Chingleput district was made of eight taluks:

- Chingleput (Area: 436 sqmi; Headquarters: Chingleput)
- Conjeevaram (Area: 514 sqmi; Headquarters: Conjeevaram)
- Madurantakam (Area: 696 sqmi; Headquarters: Madurantakam)
- Ponneri (Area: 347 sqmi; Headquarters: Ponneri)
- Saidapet (Area: 342 sqmi; Headquarters: Saidapet)
- Tiruvallur (Area: 744 sqmi; Headquarters: Tiruvallur)

== Administration ==

The district was sub-divided into three sub-divisions each under the charge of a Deputy Collector:

- Chingleput sub-division: Chingleput, Madurantakam and Conjeevaram taluks
- Saidapet sub-division: Saidapet taluk
- Tiruvallur sub-division: Tiruvallur and Ponneri taluks.

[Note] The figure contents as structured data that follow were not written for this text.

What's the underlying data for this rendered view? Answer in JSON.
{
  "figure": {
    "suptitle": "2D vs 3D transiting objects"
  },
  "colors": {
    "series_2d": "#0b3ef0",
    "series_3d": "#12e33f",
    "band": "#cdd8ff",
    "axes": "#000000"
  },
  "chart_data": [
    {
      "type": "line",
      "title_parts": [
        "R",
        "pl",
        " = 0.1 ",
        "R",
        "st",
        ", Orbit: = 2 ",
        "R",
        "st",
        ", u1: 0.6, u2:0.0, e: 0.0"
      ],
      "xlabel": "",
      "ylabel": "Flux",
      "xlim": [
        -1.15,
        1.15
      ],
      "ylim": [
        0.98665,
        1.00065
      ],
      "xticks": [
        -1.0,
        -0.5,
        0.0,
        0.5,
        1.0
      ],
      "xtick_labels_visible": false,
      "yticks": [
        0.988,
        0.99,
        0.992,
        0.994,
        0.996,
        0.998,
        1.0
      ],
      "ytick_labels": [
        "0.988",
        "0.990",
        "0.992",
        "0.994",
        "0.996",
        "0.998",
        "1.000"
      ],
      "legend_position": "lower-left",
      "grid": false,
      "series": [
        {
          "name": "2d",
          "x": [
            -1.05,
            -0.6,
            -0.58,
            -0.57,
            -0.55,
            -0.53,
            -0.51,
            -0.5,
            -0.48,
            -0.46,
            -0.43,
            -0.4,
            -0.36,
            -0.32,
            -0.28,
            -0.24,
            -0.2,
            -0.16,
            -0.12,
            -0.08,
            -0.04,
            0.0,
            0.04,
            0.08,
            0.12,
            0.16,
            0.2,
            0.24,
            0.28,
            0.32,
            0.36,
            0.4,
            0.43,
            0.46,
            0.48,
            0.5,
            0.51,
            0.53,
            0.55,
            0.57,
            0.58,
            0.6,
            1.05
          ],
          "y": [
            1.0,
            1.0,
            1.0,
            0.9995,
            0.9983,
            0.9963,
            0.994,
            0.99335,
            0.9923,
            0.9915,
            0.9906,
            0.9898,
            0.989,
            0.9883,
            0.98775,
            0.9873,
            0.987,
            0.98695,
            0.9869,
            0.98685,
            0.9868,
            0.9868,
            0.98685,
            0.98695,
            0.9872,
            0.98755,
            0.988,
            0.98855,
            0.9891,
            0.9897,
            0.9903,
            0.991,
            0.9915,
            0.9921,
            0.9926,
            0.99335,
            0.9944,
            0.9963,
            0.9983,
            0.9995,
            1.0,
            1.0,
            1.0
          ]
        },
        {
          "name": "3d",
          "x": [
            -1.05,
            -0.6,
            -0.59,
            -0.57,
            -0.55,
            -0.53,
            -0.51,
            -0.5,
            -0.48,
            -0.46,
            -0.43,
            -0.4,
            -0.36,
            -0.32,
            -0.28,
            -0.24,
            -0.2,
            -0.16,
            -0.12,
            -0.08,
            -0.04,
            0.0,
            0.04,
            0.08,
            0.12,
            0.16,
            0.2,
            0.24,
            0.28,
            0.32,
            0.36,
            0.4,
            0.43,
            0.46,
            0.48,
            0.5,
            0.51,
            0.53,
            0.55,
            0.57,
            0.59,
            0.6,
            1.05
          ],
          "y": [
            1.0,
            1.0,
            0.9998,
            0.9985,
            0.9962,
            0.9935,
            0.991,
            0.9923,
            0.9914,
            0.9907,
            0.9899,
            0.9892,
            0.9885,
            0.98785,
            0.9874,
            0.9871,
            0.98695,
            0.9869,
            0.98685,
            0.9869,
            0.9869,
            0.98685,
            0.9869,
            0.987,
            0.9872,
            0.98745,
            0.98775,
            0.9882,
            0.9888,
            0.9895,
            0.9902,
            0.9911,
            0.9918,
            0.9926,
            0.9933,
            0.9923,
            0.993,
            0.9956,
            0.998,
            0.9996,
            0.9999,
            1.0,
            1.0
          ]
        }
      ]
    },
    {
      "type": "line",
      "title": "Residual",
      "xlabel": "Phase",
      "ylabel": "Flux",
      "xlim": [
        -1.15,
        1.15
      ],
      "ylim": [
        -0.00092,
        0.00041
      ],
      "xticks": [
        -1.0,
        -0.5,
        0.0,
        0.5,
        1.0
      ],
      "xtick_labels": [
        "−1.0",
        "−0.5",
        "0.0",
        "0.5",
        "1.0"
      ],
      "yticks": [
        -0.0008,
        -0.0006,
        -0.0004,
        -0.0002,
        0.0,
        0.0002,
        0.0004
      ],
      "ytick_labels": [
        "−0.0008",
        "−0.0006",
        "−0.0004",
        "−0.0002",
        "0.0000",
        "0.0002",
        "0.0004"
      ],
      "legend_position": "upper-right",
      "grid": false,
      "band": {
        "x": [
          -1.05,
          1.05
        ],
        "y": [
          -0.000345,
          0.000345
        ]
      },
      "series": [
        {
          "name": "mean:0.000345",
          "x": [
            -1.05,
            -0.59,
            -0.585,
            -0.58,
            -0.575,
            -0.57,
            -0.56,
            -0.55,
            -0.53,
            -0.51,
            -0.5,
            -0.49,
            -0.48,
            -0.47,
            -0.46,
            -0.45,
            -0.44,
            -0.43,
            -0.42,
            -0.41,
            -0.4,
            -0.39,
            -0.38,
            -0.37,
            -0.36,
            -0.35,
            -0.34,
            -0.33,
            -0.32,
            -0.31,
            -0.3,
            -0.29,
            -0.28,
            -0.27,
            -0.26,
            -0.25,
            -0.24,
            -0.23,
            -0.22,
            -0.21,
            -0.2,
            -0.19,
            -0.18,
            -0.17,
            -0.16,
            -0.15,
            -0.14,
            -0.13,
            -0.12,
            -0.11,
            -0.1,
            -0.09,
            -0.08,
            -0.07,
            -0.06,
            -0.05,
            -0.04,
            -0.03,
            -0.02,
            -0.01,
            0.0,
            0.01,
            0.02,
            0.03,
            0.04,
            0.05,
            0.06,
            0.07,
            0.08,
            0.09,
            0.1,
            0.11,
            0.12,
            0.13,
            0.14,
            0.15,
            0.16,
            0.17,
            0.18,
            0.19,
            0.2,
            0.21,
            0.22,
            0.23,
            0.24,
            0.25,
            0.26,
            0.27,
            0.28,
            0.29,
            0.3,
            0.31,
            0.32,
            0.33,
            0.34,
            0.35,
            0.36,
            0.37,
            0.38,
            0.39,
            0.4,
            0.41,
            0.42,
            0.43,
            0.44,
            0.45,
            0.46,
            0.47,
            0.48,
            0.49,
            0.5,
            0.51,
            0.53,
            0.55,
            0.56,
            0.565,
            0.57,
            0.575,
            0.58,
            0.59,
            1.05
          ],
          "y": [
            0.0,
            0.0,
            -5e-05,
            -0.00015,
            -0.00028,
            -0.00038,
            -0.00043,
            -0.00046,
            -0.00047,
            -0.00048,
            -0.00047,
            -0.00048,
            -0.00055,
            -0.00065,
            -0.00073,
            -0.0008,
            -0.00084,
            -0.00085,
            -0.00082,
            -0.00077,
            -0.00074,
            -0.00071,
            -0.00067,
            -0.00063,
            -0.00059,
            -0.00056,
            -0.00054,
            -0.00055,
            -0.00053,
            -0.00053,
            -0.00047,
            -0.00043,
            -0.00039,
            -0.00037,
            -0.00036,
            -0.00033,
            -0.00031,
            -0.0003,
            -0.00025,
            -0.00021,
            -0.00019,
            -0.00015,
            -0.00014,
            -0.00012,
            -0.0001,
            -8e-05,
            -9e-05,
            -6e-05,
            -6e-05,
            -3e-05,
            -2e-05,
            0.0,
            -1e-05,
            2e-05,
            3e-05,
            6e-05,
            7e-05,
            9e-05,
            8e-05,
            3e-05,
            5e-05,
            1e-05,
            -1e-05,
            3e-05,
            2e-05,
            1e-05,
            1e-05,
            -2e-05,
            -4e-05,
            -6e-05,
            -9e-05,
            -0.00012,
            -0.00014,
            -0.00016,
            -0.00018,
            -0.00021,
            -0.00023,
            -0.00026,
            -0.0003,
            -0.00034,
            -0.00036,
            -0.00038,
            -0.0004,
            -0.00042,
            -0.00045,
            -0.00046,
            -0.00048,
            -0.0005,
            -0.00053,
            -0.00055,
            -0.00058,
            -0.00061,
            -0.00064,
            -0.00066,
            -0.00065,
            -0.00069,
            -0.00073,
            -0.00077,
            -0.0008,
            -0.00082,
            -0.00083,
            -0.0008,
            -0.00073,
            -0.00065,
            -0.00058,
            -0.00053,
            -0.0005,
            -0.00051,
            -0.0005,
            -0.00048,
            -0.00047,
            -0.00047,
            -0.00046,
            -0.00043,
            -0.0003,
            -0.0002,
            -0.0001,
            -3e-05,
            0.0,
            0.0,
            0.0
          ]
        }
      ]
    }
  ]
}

As of 1901, the district had two municipalities Conjeevaram and Chingleput.

== Demographics ==

As of 1901, Chingleput had a total population of 1,312,222. 96 percent of the population were Hindus while the rest where Christians and Muslims. About three-fourths of the people spoke Tamil as their mother tongue the remainder spoke Telugu. Due to its proximity to Madras city, there were also large numbers of Europeans in the district.